Introducing  the piece with playful banter, the valet, who serves as a mediator  between audience and actors, states the show will go on for eternity as  long as the audience is there to watch it.

He is alluding to much more than ticket sales.

The  VSECT production of “No Exit” turns everything inside out.  Traditionally, Sartre’s play about the afterlife locks three strangers  in a room for all of eternity. The fourth character, the valet, makes  only brief appearances.

In  this Canadian interpretation of “No Exit,” the valet’s abode becomes  the stage. A closed-circuit television screen background depicts the  leading characters, each in his own frame, seated, isolated and trapped  within the adjacent room by a quadruple-bolted steel door.

They  expect to be whipped, thumb-screwed and tortured. Instead they are just  left there, gradually realizing that to be stuck with each other is  their ultimate punishment.

The  stage, which the audience may view after the end of the play, is  painted robin’s-egg blue and contains three mismatched chairs, a bust of  Julius Cesar, a mustard-colored drape that covers a window sealed off  with bricks and, hidden to the audience, four cameras.

A  static camera captures the actions of each character.
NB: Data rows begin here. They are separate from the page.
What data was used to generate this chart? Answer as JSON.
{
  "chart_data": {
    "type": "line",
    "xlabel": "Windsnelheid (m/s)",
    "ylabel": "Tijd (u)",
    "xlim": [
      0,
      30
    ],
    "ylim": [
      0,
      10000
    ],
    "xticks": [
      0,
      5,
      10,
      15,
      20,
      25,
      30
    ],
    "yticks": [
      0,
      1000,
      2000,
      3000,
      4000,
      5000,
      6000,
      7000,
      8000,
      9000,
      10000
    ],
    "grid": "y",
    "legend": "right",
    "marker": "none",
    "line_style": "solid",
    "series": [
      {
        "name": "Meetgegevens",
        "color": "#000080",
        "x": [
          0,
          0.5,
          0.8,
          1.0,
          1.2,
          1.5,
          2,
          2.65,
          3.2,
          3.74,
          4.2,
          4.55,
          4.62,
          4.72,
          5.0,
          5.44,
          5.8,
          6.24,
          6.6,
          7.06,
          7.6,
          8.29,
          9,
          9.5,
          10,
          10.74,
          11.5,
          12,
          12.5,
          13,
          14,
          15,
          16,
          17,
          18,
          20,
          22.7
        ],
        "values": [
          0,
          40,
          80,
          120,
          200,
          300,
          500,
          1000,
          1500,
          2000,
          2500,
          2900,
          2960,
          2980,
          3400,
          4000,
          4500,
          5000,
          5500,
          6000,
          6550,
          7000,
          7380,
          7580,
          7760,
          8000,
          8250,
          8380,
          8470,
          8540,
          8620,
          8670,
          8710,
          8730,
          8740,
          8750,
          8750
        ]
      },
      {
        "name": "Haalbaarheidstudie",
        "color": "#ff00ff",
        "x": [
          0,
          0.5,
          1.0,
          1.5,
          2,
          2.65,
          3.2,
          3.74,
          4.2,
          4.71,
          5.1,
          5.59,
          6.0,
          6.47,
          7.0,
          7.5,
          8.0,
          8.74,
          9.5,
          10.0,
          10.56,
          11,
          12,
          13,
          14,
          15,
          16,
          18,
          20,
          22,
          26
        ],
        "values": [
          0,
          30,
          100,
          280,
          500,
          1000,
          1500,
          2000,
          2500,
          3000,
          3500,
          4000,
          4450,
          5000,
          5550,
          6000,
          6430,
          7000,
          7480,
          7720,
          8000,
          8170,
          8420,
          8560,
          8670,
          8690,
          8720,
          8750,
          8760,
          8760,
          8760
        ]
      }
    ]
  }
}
As they jumble,  interact and torture one another, the camera depicts what happens in  each isolated box, thus adding another dimension to the “trapped inside a  box” theme.

“I  did not set out to create a live film; rather this form emerged from  the desire to fulfill the plays demands and truly lock up the three  characters together,” director Kim Collier wrote in the play’s program.
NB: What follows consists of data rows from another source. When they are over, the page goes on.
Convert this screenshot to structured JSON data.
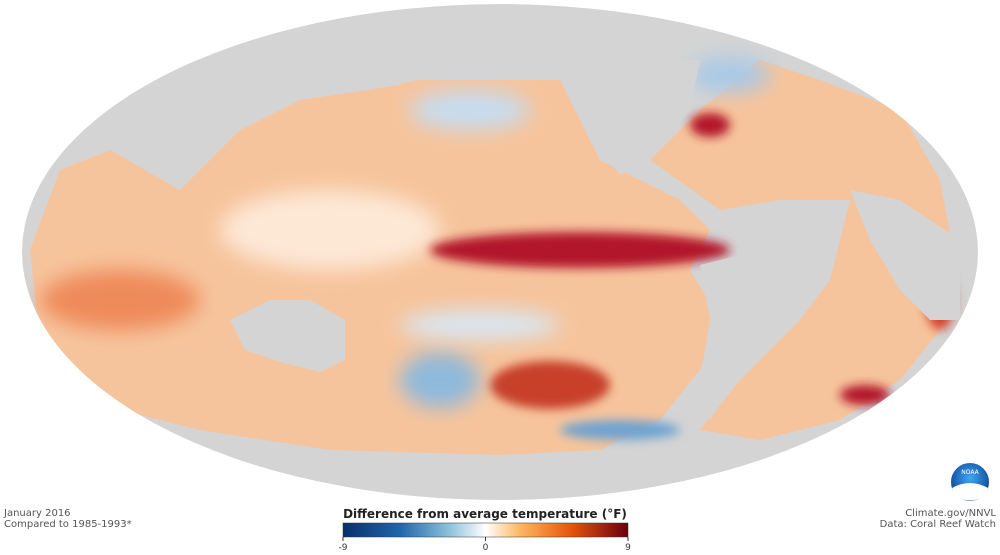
{
  "map": {
    "date": "January 2016",
    "baseline": "Compared to 1985-1993*"
  },
  "credits": {
    "source": "Climate.gov/NNVL",
    "data": "Data: Coral Reef Watch"
  },
  "legend": {
    "title": "Difference from average temperature (°F)",
    "range": [
      -9,
      9
    ],
    "ticks": [
      -9,
      0,
      9
    ]
  },
  "logo": {
    "text": "NOAA"
  }
}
The  integration of film and theater lets the audience experience the sense  of claustrophobia and desperation on the actors’ faces, evident even  from the balcony level. Countenance becomes just as important as body  language.

Sartre’s  characters are enduring because they are not mere archetypes; they are  original creations. Their evil deeds are rooted in vanity and  selfishness but also self-consciousness.

Their insecurities are a mirror for the audience.

The  valet’s role serves to alleviate some of the tense drama between the  three tortured souls who pick and prod at each others’ sins, misdeeds  and neuroses.

Most  importantly, though, the valet is trapped in his own hell. For all  eternity he must repeatedly lock these three people together as long as  the audience “sees themselves in the characters.” Only when the audience  no longer relates to the trapped characters will the valet be  irrelevant and thus free from his torment.